Suppose the width of the play area is \(x\) feet. Because there are three sections of fence along the width of the play area, that leaves \(300 - 3x\) feet of fence for its length. The area of the play area should be \(6000\) square feet, so we have the equation
\begin{equation*}
x(300 - 3x) = 6000
\end{equation*}
This is a quadratic equation.
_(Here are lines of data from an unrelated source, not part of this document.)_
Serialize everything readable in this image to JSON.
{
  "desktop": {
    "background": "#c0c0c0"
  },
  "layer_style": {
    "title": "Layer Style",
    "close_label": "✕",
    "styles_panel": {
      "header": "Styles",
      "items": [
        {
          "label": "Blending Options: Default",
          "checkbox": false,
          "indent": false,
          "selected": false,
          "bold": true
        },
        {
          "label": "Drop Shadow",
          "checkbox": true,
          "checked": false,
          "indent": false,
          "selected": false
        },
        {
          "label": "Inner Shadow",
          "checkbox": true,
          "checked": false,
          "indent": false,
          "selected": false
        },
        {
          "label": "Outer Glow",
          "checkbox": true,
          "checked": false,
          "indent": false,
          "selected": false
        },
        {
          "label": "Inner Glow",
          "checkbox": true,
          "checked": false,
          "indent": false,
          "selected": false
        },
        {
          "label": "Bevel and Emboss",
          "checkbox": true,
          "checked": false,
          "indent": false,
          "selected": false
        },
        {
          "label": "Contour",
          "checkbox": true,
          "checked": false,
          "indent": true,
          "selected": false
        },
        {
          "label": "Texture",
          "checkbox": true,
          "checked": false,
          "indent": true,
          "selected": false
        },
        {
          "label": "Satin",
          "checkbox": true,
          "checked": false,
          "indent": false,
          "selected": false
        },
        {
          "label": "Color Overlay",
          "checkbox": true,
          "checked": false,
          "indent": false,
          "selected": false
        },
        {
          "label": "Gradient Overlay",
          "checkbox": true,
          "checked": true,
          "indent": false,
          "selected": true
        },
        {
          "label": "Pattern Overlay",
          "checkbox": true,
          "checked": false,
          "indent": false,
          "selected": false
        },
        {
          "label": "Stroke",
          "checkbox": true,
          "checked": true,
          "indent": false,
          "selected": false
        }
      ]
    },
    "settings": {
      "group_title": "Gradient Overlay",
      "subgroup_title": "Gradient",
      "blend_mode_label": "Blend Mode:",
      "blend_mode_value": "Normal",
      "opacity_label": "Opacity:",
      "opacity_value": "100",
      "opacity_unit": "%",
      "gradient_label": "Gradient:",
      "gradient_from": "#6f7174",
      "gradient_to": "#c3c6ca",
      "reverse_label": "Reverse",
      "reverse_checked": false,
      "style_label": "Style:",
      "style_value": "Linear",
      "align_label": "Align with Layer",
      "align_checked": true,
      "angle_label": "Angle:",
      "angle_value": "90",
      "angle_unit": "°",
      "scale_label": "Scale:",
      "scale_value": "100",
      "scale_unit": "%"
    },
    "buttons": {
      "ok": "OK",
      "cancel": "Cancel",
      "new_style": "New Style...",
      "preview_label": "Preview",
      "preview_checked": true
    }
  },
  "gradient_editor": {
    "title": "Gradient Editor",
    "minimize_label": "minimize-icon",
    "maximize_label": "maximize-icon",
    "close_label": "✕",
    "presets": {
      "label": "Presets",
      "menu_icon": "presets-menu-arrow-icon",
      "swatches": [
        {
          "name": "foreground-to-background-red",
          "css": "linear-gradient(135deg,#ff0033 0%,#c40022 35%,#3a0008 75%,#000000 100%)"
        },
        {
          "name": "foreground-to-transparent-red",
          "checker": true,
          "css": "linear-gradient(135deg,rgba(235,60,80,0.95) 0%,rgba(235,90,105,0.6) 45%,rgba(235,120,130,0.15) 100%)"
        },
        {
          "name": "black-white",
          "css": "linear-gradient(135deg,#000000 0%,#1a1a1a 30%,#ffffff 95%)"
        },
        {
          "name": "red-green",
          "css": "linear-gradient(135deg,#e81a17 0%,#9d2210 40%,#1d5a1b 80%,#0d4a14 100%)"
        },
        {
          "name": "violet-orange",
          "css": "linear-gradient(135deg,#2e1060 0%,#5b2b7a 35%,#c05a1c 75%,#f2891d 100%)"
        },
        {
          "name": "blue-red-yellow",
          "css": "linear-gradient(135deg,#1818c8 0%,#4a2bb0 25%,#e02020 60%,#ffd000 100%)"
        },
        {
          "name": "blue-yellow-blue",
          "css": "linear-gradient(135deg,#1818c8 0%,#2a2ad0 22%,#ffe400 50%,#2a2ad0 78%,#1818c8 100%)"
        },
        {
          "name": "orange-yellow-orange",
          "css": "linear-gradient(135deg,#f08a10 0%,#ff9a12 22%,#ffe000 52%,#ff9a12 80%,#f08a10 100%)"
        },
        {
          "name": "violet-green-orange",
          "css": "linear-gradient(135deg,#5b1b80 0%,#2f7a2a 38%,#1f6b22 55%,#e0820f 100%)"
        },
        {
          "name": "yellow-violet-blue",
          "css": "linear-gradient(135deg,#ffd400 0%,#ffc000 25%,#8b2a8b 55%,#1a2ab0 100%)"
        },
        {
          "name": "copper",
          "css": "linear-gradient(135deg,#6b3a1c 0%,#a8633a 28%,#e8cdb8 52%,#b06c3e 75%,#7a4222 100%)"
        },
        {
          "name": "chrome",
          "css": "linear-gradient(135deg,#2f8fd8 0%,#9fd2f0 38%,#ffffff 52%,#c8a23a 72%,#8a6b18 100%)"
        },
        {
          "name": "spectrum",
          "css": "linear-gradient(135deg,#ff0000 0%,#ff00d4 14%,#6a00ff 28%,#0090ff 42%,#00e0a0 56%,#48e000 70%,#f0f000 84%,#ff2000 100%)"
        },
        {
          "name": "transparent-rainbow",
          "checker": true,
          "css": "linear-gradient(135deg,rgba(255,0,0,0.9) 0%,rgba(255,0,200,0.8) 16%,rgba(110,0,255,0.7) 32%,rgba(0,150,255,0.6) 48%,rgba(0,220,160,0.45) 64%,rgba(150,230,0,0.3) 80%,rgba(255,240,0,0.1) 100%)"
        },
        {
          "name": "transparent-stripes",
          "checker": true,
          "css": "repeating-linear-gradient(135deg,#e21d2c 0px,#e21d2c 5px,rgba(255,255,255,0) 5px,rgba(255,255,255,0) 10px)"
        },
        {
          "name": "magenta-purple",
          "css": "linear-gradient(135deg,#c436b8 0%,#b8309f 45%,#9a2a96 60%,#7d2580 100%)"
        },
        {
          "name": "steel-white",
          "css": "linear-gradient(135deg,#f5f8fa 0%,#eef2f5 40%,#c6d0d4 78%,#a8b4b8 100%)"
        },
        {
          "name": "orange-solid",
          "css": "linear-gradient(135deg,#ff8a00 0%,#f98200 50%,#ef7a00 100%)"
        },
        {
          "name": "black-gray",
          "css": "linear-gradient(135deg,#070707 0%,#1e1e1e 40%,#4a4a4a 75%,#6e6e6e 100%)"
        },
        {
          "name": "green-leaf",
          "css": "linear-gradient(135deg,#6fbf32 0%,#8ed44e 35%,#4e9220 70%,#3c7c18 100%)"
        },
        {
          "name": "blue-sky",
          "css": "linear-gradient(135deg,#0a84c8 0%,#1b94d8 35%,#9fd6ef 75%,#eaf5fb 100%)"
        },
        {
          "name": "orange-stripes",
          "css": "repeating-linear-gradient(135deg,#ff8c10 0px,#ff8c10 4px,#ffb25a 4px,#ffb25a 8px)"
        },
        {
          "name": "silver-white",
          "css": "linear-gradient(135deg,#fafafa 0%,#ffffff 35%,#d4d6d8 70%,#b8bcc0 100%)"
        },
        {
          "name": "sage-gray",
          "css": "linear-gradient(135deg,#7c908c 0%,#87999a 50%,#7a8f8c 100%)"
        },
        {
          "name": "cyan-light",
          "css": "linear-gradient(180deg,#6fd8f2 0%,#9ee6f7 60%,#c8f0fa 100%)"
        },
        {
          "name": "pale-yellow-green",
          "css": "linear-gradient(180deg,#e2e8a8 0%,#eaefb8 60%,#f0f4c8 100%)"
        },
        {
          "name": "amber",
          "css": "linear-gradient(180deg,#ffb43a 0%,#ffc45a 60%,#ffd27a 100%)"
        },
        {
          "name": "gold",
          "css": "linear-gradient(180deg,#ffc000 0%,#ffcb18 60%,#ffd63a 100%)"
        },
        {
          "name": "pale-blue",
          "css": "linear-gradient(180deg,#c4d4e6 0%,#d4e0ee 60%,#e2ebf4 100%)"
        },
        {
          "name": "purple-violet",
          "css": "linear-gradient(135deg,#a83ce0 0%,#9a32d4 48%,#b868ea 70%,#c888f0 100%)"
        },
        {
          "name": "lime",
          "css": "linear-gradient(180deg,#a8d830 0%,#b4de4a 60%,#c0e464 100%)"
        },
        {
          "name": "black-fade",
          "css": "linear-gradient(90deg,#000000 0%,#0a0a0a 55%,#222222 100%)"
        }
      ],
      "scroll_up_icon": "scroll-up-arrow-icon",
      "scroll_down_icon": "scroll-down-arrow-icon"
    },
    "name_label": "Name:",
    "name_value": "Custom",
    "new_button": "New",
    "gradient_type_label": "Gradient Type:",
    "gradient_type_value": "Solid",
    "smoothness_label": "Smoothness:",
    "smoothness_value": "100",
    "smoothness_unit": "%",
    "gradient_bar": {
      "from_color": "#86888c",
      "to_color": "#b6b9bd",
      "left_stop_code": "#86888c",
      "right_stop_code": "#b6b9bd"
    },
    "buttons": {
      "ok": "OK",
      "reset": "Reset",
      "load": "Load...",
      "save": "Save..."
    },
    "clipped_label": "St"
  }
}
In standard form,
\begin{equation*}
\begin{aligned}[t]
3x^2 - 300x + 6000 \amp= 0\amp\amp \blert{\text{Divide each term by 3.}}\\
x^2 - 100x + 2000 \amp= 0
\end{aligned}
\end{equation*}
The left side cannot be factored, so we use the quadratic formula with \(a = \alert{1}\text{,}\) \(b = \alert{-100}\text{,}\) and \(c = \alert{2000}\text{.}\)
\begin{equation*}
\begin{aligned}[t]
x \amp=\frac{-(\alert{-100}) \pm\sqrt{(\alert{-100})^2 - 4(\alert{1})(\alert{2000})}}{2(\alert{1})}\\
\amp= \frac{100 \pm\sqrt{2000}}{2}\approx \frac{100 \pm 44.7}{2}
\end{aligned}
\end{equation*}
Simplifying the last fraction, we find that \(x \approx 72.35\) or \(x\approx 27.65\text{.}\) Both values give solutions to the problem.
If the width of the play area is \(72.35\) feet, then the length is \(300 - 3(72.35)\text{,}\) or \(82.95\) feet.
If the width is \(27.65\) feet, the length is \(300 - 3(27.65)\text{,}\) or \(217.05\) feet.